Joe Pyfer nie zdołał skończyć rywala, ale jego mocne uderzenia zrobiły różnicę. Po trzech rundach sędziowie jednogłośnie wskazali go jako zwycięzcę starcia z Kelvinem Gastelumem.
Runda 1:
Pojedynek rozpoczął się od mocnego kopnięcia na korpus w wykonaniu Joego Pyfera. Kelvin Gastelum szybko padł na deski po mocnym prawym sierpowym! Pyfer nie zdecydował się na dobitkę, pozwolił rywalowi wstać, po czym ponownie trafił czystym uderzeniem. Gastelum odpowiedział overhandem, ale wciąż był mocno naruszony. Pyfer kontynuował ataki, używając jabu i szukając miejsca na mocne ciosy. Gastelum długo nie mógł się przełamać, ograniczał się do niskich kopnięć. Z czasem Bojler zwolnił tempo, a Amerykanin coraz skuteczniej okopywał jego nogi. Pyfer zainkasował lewy na korpus, ale odpowiedział kopnięciem na głowę. Gastelum ruszył naprzód, lecz nadział się na potężny prawy sierpowy i po raz kolejny wylądował na deskach. Pyfer znów pozwolił mu wstać, a chwilę później wybrzmiała syrena kończąca rundę.
Runda 2:
Gastelum wyglądał na bardziej skupionego na początku drugiego starcia. Próbował trafić obszernym lewym sierpowym, ale chybił. Pyfer ustrzelił go ładnym podbródkowym w kontrze. Dużo ręcznych przepychanek między zawodnikami. Dobra kombinacja 1-2 w wykonaniu Pyfera zamroczyła Gasteluma, który bezskutecznie szukał kontry lewym sierpem. Pyfer był niezwykle cierpliwy, Gastelum pudłował większość ciosów. Niskie kopnięcie po stronie Kelvina, który choć miał zakrwawiony nos, to wyraźnie zwiększył aktywność. Pyfer wyraźnie polował na nokaut, celując wyłącznie w głowę. Gastelum trafiał jabem i choć nie był równie groźny, to zadawał więcej ciosów. Końcówka rundy należała jednak do Pyfera, który trafił kilkoma czystymi uderzeniami.
Runda 3:
Gastelum zaczął rundę trzecią od prostego lewego, a następnie potężnego prawego.

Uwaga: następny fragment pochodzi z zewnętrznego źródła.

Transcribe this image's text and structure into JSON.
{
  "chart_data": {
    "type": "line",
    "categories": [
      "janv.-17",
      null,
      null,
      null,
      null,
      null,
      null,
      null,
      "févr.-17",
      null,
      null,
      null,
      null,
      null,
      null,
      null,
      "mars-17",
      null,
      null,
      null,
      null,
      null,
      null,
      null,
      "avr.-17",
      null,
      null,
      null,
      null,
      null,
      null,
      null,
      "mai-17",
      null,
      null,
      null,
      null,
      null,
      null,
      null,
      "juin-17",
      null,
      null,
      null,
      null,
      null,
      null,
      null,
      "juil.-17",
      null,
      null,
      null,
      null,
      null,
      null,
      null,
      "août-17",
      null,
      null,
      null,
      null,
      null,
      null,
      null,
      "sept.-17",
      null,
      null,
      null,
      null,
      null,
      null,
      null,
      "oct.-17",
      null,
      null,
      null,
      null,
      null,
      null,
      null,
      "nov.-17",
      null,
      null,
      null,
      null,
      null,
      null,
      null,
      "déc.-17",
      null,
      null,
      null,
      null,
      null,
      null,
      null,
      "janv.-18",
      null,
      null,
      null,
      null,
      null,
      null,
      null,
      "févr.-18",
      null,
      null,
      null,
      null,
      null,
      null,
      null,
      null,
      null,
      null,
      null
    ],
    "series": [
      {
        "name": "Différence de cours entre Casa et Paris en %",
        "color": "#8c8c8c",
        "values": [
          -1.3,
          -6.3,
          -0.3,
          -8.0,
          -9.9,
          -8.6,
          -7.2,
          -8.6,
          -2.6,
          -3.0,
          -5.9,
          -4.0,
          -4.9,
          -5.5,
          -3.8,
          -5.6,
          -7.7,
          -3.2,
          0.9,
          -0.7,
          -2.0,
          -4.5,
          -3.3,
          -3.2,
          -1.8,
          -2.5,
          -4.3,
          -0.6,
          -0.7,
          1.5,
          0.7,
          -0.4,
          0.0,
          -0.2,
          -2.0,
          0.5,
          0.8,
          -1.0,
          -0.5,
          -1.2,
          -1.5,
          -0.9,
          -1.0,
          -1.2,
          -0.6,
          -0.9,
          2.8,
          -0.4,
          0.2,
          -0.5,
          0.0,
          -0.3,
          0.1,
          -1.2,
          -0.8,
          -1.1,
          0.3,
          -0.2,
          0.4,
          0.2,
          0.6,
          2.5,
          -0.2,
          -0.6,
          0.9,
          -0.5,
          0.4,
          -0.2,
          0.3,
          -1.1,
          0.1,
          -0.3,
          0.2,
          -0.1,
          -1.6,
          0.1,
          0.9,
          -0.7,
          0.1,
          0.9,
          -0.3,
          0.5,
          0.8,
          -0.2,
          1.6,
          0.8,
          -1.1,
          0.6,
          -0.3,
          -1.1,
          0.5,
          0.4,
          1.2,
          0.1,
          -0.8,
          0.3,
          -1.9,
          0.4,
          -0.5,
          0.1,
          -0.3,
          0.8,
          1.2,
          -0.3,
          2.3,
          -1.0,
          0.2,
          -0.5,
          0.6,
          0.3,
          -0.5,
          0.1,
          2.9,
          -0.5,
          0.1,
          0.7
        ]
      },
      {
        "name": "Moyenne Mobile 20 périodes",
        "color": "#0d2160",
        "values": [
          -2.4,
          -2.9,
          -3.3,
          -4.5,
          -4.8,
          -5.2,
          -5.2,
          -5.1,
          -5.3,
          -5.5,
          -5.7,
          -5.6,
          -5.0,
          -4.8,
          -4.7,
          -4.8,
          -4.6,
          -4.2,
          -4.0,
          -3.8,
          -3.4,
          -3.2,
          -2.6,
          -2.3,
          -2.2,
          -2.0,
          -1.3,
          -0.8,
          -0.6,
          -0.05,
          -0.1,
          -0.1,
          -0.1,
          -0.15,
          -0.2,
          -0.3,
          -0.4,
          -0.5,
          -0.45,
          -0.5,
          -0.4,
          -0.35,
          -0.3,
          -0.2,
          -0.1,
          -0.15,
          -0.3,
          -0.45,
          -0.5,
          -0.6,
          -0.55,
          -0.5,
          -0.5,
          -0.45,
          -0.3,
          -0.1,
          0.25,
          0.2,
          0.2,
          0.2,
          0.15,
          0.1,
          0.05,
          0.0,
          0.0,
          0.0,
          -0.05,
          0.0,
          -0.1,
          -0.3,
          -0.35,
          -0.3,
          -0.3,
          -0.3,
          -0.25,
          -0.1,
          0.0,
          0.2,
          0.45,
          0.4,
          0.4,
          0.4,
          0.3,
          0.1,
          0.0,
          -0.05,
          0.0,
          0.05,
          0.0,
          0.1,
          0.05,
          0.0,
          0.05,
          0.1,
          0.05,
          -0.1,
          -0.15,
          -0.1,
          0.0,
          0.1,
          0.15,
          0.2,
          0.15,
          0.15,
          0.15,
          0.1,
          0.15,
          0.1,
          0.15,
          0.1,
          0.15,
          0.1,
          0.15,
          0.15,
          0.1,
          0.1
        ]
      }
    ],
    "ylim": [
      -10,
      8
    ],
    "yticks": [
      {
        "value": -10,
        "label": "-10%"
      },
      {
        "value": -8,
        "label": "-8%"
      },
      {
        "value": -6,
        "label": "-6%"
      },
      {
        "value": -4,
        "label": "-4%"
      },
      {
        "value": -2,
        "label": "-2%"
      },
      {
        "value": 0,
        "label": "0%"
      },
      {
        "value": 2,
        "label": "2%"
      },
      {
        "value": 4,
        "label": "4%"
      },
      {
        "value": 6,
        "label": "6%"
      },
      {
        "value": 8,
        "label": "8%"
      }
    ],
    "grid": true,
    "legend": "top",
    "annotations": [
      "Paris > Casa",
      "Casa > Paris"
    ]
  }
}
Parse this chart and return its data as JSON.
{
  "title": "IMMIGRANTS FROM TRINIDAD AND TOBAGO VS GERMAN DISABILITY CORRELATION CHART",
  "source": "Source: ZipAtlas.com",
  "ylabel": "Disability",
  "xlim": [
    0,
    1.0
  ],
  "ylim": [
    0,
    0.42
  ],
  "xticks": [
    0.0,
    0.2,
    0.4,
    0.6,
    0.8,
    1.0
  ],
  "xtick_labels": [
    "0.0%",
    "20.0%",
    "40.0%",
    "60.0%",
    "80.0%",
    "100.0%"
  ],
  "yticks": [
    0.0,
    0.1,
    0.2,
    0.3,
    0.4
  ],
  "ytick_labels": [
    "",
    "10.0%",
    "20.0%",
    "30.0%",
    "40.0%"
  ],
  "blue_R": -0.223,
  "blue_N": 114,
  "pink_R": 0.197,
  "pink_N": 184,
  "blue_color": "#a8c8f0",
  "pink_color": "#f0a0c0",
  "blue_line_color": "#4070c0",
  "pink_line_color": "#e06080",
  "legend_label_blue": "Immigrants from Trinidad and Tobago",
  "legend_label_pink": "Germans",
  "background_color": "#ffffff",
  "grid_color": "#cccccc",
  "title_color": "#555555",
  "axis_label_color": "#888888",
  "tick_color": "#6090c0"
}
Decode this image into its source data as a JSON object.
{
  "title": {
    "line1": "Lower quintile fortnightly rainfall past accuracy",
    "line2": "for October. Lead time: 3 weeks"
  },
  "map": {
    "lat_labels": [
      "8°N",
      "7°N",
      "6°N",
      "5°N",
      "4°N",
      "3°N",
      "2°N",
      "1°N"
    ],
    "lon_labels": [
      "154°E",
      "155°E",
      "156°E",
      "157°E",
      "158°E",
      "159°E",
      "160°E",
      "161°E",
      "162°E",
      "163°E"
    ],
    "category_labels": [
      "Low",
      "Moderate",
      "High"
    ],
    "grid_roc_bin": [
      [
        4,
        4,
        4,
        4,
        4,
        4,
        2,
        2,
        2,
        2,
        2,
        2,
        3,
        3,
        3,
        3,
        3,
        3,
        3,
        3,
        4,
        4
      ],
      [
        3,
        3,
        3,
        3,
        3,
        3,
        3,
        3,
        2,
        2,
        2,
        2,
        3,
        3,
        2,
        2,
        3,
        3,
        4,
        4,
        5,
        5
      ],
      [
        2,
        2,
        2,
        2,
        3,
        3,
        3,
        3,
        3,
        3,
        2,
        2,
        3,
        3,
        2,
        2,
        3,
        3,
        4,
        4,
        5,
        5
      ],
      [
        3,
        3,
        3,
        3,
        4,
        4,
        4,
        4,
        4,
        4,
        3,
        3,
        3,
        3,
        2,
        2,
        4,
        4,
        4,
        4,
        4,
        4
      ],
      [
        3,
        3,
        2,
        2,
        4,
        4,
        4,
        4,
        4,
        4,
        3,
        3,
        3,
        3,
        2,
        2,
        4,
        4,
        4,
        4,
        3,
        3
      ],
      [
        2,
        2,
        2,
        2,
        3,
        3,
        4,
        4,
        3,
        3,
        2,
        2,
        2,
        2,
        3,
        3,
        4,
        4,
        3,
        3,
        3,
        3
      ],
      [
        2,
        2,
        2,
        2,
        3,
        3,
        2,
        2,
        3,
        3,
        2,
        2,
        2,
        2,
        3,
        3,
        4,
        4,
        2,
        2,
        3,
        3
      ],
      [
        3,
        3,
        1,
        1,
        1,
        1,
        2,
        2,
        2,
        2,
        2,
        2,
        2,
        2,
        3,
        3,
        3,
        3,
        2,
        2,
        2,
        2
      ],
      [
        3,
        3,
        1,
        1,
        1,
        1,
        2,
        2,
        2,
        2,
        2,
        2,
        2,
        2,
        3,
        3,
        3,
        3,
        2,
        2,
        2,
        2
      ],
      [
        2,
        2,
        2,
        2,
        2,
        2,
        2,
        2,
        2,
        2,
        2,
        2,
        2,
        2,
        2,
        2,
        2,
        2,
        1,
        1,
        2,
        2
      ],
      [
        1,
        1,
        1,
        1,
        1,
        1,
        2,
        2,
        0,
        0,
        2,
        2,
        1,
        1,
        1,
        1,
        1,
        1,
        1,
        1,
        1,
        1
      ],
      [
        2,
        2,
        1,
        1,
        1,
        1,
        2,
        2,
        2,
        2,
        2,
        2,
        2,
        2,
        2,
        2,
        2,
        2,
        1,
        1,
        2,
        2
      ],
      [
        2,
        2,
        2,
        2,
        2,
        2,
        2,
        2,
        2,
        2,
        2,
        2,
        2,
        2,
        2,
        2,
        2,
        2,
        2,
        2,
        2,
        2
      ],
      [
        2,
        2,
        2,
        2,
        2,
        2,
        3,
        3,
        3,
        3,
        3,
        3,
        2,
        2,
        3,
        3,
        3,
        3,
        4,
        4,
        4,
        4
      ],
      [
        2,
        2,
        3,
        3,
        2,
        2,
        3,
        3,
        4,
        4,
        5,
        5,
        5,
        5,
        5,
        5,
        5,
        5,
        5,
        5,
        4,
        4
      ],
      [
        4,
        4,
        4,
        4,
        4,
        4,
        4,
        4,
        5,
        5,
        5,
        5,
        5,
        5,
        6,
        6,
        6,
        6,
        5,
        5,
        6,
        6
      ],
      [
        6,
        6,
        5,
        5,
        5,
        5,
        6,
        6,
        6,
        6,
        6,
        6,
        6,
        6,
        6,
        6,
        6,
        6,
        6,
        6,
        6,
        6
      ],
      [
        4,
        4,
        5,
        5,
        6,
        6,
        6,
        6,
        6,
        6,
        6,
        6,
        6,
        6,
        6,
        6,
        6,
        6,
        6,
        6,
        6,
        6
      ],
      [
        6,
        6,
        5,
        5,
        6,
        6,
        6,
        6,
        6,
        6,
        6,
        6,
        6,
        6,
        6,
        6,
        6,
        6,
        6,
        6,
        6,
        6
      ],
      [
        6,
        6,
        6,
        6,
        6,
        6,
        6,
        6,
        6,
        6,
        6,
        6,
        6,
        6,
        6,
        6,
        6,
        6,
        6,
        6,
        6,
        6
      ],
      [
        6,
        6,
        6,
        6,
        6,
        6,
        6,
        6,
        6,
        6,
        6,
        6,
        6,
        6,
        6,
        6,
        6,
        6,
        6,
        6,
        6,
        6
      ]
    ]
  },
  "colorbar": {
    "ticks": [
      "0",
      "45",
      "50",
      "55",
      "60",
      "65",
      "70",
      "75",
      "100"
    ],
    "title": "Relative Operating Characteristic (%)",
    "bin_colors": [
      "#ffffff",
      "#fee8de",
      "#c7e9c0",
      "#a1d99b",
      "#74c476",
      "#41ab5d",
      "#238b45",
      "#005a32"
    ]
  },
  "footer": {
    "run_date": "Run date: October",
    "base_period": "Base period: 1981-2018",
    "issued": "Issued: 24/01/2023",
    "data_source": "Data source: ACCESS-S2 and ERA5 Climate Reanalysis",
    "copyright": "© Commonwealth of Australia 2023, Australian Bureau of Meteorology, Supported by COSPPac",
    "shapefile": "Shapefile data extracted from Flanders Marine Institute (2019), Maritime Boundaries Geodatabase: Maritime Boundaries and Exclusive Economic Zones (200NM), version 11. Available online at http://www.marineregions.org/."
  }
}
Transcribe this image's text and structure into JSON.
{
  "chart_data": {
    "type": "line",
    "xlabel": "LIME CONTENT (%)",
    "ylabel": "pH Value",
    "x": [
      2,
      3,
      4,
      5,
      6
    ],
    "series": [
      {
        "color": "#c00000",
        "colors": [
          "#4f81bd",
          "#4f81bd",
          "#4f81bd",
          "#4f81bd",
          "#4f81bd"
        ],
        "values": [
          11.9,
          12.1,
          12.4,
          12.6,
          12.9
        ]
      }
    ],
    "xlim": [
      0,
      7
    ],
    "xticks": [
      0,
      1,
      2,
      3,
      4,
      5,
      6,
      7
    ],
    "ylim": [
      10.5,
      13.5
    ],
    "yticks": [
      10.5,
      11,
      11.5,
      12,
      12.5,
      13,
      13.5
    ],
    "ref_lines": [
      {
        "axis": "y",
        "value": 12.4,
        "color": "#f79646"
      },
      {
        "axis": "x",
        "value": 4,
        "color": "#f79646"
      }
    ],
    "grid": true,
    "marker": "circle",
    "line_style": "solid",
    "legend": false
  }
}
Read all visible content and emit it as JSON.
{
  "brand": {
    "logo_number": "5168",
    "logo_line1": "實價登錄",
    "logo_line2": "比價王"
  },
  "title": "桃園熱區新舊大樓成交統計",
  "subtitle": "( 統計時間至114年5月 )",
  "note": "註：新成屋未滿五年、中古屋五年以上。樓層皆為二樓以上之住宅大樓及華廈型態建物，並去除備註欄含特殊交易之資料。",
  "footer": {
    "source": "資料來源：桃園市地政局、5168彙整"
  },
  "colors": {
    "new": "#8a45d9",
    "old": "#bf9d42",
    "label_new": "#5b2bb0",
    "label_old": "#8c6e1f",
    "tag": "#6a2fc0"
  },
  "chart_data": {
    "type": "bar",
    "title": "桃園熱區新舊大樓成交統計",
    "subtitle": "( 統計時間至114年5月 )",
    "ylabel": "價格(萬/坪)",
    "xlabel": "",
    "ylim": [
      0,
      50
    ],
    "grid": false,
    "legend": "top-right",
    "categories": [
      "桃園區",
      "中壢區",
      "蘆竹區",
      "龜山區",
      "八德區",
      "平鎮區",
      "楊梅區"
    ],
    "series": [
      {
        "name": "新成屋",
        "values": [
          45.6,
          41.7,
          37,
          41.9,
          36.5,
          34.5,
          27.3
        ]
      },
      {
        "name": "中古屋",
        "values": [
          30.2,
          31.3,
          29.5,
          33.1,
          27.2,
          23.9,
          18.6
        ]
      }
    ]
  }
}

Zasymulował próbę obalenia, po czym zaatakował ciosem nad głową. Pokusił się nawet o teatralne ruchy rękami, za co natychmiast został skarcony ciosem od Pyfera. Bojler ewidentnie szukał mocnego prawego. Gastelum coraz częściej korzystał z jaba. Trafił czystym lewym, który naruszył przeciwnika. Kolejny lewy i krótki klincz. Pyfer przeszedł do obalenia, skutecznie sprowadził walkę do parteru. Gastelum szybko odpowiedział własnym sprowadzeniem z pojedynczej nogi i wrócił na nogi. Obaj rozdzielili się i wrócili na środek klatki. Pyfer znacząco ograniczył aktywność. Kolejny czysty lewy po stronie Gasteluma, który wyraźnie był bardziej pracowity w tej odsłonie. Pyfer trafił jeszcze prostym prawym na 30 sekund przed końcem, ale to Gastelum odpowiedział potężnym lewym w ostatnich sekundach, co mogło przechylić szalę trzeciej rundy na jego korzyść.
Sędziowie wypunktowali starcie: 30-27, 29-28, 29-27 – wszyscy na korzyść Joego Pyfera.